Looking to understand the TargetLinkedLogonId added to the Security Audit event in Windows 10 (and the associated concept of paired logon sessions) ref: https://learn.microsoft.com/en-us/windows/device-security/auditing/event-4624
A console (interactive) login to windows 10 with a local admin account produces the following events:
4648 (Logon Attempt with explicit credentials)
- SubjectLogonId = 0x3e7
4624 (Logon success)
- SubjectLogonId = 0x327
- TargetLogonId = 0xbe87a9
- TargetLinkedLogonId = 0xbe87cc
- ElevatedToken = Yes
4624 (Logon success)
- SubjectLogonId = 0x327
- TargetLogonId = 0xbe87cc
- TargetLinkedLogonId = 0xbe87a9
- ElevatedToken = No
4672 (Special Privileges Assigned)
- SubjectLogonId = 0xbe87a9
So there are two logon success events matching the logon attempt event, each with different sessions (different TargetLogonId).

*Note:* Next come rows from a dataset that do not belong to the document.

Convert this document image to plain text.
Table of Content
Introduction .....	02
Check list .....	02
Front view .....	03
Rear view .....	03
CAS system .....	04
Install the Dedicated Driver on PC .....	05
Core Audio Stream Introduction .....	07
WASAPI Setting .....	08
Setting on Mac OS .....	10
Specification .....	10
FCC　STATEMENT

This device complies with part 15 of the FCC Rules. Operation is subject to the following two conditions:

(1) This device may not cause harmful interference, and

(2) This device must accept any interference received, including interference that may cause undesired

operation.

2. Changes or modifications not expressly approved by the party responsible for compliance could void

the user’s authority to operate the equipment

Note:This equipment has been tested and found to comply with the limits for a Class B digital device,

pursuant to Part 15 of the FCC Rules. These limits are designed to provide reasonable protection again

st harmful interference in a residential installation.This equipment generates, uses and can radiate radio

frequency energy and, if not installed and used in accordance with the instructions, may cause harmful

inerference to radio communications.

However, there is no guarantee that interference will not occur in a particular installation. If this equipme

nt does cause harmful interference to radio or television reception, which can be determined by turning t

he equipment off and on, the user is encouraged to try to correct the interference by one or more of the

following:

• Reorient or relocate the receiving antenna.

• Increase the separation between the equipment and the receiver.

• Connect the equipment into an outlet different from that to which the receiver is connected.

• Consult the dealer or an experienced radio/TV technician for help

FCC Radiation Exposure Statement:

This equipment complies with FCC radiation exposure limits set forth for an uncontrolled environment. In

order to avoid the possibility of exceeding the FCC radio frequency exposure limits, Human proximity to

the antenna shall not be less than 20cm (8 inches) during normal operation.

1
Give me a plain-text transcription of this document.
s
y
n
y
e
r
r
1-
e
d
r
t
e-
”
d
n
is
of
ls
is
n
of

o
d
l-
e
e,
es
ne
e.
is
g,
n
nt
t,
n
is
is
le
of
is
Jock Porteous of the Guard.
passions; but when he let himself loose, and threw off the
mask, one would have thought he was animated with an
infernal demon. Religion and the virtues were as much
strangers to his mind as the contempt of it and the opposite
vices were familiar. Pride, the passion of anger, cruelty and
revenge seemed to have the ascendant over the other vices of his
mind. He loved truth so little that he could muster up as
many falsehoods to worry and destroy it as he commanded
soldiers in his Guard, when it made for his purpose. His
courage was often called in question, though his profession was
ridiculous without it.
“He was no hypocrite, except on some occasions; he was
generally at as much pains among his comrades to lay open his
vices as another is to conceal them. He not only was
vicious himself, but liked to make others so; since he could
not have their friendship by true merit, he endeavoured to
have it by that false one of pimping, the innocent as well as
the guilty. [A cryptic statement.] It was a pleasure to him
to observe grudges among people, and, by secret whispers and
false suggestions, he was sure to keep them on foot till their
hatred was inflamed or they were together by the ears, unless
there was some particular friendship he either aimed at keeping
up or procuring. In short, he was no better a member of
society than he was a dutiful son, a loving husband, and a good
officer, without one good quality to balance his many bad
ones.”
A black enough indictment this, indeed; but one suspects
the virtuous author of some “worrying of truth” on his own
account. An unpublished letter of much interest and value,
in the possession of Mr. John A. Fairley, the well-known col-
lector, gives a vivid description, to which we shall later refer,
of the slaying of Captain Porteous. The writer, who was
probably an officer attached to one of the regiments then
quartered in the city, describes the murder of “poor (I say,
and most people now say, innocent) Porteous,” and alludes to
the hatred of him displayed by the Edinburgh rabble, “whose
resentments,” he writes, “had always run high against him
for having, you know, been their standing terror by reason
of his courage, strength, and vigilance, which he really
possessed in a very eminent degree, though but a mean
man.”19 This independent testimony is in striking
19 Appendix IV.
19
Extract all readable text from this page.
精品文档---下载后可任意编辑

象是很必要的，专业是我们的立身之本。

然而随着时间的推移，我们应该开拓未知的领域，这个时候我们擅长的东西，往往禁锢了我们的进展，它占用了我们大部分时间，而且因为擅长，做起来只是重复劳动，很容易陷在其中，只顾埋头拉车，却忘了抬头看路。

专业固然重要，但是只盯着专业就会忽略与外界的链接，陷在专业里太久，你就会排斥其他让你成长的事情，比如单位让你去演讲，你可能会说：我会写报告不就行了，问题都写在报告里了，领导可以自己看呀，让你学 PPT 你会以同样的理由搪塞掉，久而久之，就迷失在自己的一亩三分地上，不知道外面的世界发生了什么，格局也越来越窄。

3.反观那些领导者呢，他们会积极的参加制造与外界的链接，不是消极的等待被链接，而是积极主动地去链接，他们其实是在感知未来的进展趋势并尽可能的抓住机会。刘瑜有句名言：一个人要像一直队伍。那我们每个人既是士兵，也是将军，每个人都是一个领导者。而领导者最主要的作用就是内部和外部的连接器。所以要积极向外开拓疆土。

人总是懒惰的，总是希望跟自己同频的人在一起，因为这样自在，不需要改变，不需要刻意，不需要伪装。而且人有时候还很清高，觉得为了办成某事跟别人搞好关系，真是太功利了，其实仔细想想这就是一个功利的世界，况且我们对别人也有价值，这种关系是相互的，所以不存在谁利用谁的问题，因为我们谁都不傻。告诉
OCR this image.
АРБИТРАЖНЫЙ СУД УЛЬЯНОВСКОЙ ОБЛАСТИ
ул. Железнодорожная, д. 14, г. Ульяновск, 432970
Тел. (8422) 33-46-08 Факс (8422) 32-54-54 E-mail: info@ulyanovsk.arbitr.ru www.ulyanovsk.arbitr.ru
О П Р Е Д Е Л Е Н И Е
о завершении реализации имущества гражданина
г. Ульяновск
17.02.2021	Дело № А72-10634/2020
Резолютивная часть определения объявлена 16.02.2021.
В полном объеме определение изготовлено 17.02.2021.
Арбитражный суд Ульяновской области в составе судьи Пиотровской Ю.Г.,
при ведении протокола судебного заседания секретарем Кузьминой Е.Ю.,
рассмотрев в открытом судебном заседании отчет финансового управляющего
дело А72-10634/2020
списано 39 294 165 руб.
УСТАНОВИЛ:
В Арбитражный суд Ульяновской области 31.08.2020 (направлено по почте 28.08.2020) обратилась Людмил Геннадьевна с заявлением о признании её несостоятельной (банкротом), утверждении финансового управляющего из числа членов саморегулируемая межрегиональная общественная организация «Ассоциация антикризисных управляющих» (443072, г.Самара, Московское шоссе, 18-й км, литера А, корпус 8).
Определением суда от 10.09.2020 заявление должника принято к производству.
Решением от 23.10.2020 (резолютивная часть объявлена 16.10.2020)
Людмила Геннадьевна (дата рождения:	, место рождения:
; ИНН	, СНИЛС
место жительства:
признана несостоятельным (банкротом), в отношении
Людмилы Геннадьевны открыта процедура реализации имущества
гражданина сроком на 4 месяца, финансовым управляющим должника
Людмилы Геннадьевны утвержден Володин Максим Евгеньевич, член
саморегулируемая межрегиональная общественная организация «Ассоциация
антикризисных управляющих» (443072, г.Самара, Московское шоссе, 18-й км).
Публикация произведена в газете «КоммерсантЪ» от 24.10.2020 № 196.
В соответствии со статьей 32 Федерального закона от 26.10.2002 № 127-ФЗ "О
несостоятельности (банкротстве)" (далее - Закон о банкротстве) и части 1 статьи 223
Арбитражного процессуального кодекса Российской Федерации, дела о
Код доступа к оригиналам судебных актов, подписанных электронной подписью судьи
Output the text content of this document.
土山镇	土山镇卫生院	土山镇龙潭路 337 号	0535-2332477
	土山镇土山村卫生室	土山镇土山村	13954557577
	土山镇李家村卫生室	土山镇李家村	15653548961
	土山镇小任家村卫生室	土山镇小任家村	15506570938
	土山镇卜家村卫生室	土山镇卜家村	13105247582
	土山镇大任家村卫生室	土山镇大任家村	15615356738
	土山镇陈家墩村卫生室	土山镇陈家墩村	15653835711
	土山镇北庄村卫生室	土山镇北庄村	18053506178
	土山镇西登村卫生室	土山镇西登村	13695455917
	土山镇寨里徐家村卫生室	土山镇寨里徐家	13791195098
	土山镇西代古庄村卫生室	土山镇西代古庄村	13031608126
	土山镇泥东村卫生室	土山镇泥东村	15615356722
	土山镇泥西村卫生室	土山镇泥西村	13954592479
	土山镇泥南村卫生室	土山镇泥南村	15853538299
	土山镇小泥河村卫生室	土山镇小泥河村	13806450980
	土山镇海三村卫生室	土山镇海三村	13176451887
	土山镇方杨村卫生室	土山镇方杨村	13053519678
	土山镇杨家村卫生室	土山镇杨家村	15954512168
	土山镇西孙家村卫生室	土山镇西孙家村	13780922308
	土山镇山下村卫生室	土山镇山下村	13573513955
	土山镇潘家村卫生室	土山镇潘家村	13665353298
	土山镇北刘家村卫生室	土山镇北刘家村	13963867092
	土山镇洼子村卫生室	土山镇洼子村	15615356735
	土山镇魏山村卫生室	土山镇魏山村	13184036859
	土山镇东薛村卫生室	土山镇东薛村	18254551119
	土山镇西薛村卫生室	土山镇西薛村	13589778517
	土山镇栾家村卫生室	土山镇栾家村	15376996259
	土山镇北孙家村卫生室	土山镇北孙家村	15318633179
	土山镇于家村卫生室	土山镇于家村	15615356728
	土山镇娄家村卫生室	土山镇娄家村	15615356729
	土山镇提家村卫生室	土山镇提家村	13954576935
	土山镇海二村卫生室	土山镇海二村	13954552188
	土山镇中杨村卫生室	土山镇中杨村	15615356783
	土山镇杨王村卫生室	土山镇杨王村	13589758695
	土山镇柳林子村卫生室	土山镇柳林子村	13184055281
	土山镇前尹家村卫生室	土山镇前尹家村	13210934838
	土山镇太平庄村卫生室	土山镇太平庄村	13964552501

The two sessions are linked to each other (TargetLinkedLogonId). Something that seems strange is that the 4672 (Special Privileges) event is linked to the 4624 event that has ElevatedToken=No. Wouldnt the session with the elevated token be the session that gets the Special Privileges?
Also in general, why are there two sessions created for a local admin login?